Before diving into the implementation, let’s discuss how to represent a graph. A very common and practical way is to define it as a tuple:

([individual nodes], [(starting node, ending node)])

This allows you to clearly separate the nodes (the elements or points in your graph) from the edges (the directional connections between them).

For example, a small directed graph could be defined as:

myGraph :: ([Char], [(Char, Char)])
myGraph = (['1','2','3','4','5','6'], [('1','2'),('2','3'),('1','3'),('3','4'),('4','2'),('5','6')])

However, in our exercise, we only need the list of edges. So we’ll use the simplified version:

myGraph :: [(Int, Int)]
myGraph = [(1,2), (2,3), (1,3), (3,4), (4,2), (5,6)]

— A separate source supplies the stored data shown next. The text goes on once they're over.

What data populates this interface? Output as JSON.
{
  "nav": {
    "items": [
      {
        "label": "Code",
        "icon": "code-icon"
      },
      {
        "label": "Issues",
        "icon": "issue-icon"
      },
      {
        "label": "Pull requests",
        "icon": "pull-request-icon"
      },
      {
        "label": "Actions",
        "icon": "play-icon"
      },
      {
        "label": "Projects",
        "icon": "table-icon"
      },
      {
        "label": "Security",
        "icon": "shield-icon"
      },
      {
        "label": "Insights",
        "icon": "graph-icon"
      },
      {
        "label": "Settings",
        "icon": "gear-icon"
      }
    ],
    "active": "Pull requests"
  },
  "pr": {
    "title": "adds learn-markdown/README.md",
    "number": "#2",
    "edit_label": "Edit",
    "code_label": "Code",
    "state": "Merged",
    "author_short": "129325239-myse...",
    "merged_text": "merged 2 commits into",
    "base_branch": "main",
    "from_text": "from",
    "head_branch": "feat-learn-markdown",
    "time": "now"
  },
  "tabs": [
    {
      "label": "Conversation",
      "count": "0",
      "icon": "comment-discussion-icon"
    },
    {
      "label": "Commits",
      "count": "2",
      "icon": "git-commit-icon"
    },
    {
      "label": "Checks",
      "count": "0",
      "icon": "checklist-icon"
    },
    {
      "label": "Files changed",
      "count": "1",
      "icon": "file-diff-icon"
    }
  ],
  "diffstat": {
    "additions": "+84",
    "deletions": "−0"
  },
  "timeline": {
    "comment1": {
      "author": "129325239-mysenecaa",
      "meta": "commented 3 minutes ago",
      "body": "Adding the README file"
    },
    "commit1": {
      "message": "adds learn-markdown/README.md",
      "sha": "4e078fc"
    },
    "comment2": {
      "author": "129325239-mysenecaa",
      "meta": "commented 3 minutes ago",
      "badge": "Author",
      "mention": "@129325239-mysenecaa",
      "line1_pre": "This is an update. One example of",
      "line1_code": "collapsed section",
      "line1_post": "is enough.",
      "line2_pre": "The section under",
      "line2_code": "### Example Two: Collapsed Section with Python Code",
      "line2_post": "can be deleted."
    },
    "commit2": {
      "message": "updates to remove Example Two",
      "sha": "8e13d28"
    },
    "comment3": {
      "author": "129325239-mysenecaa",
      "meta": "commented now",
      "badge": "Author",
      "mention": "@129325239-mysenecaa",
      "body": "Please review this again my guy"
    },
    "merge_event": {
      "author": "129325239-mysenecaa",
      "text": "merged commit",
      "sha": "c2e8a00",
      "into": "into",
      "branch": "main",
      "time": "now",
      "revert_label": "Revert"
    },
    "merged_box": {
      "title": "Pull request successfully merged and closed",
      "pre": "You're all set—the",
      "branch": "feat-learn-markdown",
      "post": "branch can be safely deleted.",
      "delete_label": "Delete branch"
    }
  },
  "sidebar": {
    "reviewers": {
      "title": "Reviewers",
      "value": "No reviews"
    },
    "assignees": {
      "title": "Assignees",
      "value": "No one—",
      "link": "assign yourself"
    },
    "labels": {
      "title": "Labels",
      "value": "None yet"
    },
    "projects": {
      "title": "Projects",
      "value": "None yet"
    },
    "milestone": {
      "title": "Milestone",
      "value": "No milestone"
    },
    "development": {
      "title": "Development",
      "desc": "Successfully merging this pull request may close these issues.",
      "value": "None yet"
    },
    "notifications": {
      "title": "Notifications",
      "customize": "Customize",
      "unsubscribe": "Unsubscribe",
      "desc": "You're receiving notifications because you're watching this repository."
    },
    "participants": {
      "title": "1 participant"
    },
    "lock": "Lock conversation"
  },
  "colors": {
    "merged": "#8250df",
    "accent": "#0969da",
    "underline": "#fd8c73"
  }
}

3. Finding paths between nodes

The function path below computes all possible paths between two nodes, while avoiding cycles by not revisiting nodes already present in the path.

path :: (Eq a) => a -> a -> [(a, a)] -> [[a]]
path n1 n2 xs = subPath n1 n2 xs []

subPath :: (Eq a) => a -> a -> [(a, a)] -> [a] -> [[a]]
subPath n1 n2 xs outxs
    | n1 /= n2 = 
        let newxs = filter (\(val1, _) -> val1 == n1) xs
        in if not . null $ newxs
           then concat $ map (\(_, newn1) -> subPath newn1 n2 xs (outxs ++ [n1])) newxs
           else []
    | otherwise = [outxs ++ [n2]]

4. How it works

The algorithm uses recursion to explore every possible path starting from n1:

1. For each edge that starts with n1, it recursively explores the destination node.
2. At each step, the current node is added to the output path outxs.
3. If we reach the target node n2, we add the completed path to the result list.
4. When there are no more outgoing edges from the current node, recursion stops for that branch.

The function collects all such paths using concat over the recursive results of each possible next step.

Example step-by-step

Consider path 1 4 [(1,2),(2,3),(1,3),(3,4),(4,2),(5,6)]:

• Starting at 1, we have two choices: go to 2 or 3.
• Following 1 → 2, we continue to 3, and then to 4.
• Following 1 → 3, we go directly to 4.

The function finds both paths:

[[1,2,3,4],[1,3,4]]

5. Why this representation works well in Haskell

Haskell’s type system makes graph representation clean and precise:

• You can store all nodes in one list, and all edges in another: ([nodes], [(start, end)]).
• Pattern matching and recursion make traversal intuitive — especially for depth-first searches like this one.
• Because data is immutable, you never risk modifying the graph accidentally while exploring it.

6. Extending this approach

From this simple recursive model, you can easily extend the algorithm to handle:

• Weighted graphs — by associating a cost with each edge.
• Undirected graphs — by storing each edge twice, e.g., (a,b) and (b,a).
• Cycle detection — by keeping track of visited nodes.
• Shortest paths — by integrating Dijkstra or A* algorithms on top of this representation.

7. Wrap-up

This small exercise, originally from the 99 Haskell Problems, is a perfect entry point into graph theory using functional programming. It demonstrates how recursive decomposition and immutability can express graph traversal elegantly and safely.

In Haskell, graphs are just data — and traversing them becomes an act of pure mathematical reasoning.

That’s the beauty of functional programming applied to graph theory.